Star Cat Bring Rockabilly Magic to a Fri 13 at The Black Prince
There’s something deliciously apt about a Friday the 13th show and Rockabilly veterans, Star Cat, made sure the superstition worked in their favour.
With upright bass thumping, Gretsch guitars twanging, and a lineage of rock’n’roll pedigree behind them, this was a night where legends rubbed shoulders with adrenaline-fuelled energy.
Support came from Hull’s own death rock trash rock ‘n’ roll band, The Snakerattlers. A husband-and-wife duo whose Rattle Rock is still turning heads since I first caught them at Joe Martin’s Tutti Fruity Rock’n’Roll nights at The Lab, back in 2019. With Naomi powering a stand-up drum kit like a one-person hurricane and her husband piercing stare and ominous guitar tones, they conjured a swampy, gothic groove that set a shadowy, electrifying tone for the night, leaving the crowd primed for the rockabilly legends to follow.
When Star Cat hit the stage, it was immediately clear that this wasn’t just a band playing songs, it was a celebration of Rockabilly’s rich history. With Phil Polecat (The Polecats), Neal X (Sigue Sigue Sputnik), and Slim Jim Phantom (Stray Cats) at the helm, every note carried weight. Polecat’s upright bass prowled and pounced with the kind of swing that makes your toes tap before your brain has processed it, while Slim Jim’s drumming slapped and swung with a percussive heartbeat rooted in the genre’s wild, upright energy. Neal X added flourishes of rock’n’roll glamour, his guitar a glittering, razor-sharp thread weaving through the set.

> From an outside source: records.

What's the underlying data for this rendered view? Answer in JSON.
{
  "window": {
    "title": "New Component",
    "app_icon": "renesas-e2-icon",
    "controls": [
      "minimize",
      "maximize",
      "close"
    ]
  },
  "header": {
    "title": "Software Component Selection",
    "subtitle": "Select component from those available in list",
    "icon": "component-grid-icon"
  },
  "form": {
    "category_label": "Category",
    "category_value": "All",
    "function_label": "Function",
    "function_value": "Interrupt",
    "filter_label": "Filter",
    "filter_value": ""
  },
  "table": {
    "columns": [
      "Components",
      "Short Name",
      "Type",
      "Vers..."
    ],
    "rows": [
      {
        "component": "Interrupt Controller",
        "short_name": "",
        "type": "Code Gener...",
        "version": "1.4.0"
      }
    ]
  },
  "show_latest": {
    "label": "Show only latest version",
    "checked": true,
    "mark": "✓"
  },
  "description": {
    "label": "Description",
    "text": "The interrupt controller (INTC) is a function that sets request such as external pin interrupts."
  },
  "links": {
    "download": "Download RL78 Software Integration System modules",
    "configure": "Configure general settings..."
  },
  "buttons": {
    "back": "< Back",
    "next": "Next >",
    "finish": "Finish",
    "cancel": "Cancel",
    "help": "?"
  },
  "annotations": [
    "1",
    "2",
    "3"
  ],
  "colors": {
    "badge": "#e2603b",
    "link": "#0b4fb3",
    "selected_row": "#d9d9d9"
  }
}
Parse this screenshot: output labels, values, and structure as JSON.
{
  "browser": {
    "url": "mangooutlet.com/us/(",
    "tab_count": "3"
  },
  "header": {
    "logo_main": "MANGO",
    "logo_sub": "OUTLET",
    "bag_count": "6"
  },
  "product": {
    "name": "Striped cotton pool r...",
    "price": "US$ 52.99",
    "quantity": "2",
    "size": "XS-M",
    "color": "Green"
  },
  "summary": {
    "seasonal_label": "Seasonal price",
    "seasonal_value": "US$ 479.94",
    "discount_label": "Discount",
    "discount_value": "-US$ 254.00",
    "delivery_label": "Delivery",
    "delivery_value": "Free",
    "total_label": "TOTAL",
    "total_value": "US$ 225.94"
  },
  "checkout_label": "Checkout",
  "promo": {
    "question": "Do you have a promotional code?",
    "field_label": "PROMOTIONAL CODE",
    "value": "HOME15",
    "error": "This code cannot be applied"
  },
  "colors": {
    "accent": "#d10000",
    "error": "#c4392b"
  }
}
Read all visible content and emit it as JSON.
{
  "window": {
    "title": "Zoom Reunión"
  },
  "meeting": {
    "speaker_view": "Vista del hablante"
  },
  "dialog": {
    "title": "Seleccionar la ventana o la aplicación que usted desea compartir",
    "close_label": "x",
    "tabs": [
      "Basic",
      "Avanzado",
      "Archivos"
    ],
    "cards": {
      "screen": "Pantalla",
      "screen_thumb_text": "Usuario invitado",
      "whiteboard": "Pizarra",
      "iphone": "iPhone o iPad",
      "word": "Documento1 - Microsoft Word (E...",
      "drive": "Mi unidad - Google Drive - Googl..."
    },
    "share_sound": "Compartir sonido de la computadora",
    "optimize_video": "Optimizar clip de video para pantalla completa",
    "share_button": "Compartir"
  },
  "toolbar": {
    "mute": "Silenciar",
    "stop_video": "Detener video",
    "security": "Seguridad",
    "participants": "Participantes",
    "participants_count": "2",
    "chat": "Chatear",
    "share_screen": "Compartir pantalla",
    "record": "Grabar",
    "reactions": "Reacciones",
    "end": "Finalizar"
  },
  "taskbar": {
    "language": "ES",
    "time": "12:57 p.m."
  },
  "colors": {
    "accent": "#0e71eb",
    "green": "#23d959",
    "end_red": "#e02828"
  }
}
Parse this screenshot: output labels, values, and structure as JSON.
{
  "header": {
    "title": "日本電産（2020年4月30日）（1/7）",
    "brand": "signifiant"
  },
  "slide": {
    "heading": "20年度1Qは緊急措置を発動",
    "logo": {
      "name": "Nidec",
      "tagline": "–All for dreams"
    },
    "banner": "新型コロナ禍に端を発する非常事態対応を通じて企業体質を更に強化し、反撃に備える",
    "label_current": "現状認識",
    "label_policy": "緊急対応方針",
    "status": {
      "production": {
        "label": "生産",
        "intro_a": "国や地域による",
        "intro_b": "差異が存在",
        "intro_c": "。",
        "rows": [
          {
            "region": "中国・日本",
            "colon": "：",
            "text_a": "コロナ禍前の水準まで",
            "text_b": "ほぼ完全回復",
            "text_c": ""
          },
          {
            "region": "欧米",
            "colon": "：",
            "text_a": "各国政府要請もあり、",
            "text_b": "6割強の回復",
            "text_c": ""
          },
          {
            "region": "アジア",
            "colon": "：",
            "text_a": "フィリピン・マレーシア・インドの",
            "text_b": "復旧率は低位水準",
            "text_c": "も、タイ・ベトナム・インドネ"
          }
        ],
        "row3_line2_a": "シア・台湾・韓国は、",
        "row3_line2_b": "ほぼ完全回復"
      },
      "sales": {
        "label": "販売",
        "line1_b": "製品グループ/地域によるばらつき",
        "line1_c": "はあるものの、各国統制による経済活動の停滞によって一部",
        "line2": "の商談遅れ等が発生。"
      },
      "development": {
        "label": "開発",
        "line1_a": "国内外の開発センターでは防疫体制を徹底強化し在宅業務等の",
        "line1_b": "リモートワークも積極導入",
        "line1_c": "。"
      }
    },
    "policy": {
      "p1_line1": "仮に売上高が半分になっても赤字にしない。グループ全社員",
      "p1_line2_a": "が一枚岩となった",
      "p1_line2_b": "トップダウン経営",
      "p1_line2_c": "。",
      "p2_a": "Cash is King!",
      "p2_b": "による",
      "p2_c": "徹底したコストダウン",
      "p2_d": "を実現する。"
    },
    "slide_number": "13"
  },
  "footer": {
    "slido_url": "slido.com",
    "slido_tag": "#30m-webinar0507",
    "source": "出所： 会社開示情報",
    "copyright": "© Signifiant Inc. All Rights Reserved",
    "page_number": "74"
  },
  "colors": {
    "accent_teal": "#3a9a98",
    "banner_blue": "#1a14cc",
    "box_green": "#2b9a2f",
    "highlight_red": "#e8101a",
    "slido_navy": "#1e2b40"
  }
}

The crowd, a mix of die-hard rockabilly fans and curious newcomers, lapped up every track from the classics to the originals. There was a tangible joy in the room, a sense that you were witnessing a band whose every move is informed by decades of experience but still revels in the sheer thrill of performing. Star Cat leaned into theatrics just enough to charm without overshadowing the music — upright bass slides, hair flips, and cheeky grins all part of the package.
By the final number, it felt like the room had been transported back to the 1970s. Star Cat didn’t just play Rockabilly, they embodied it. And with The Snakerattlers opening with heart and fire, it was a night that reminded everyone why these small venues and legendary bands matter so much to live music.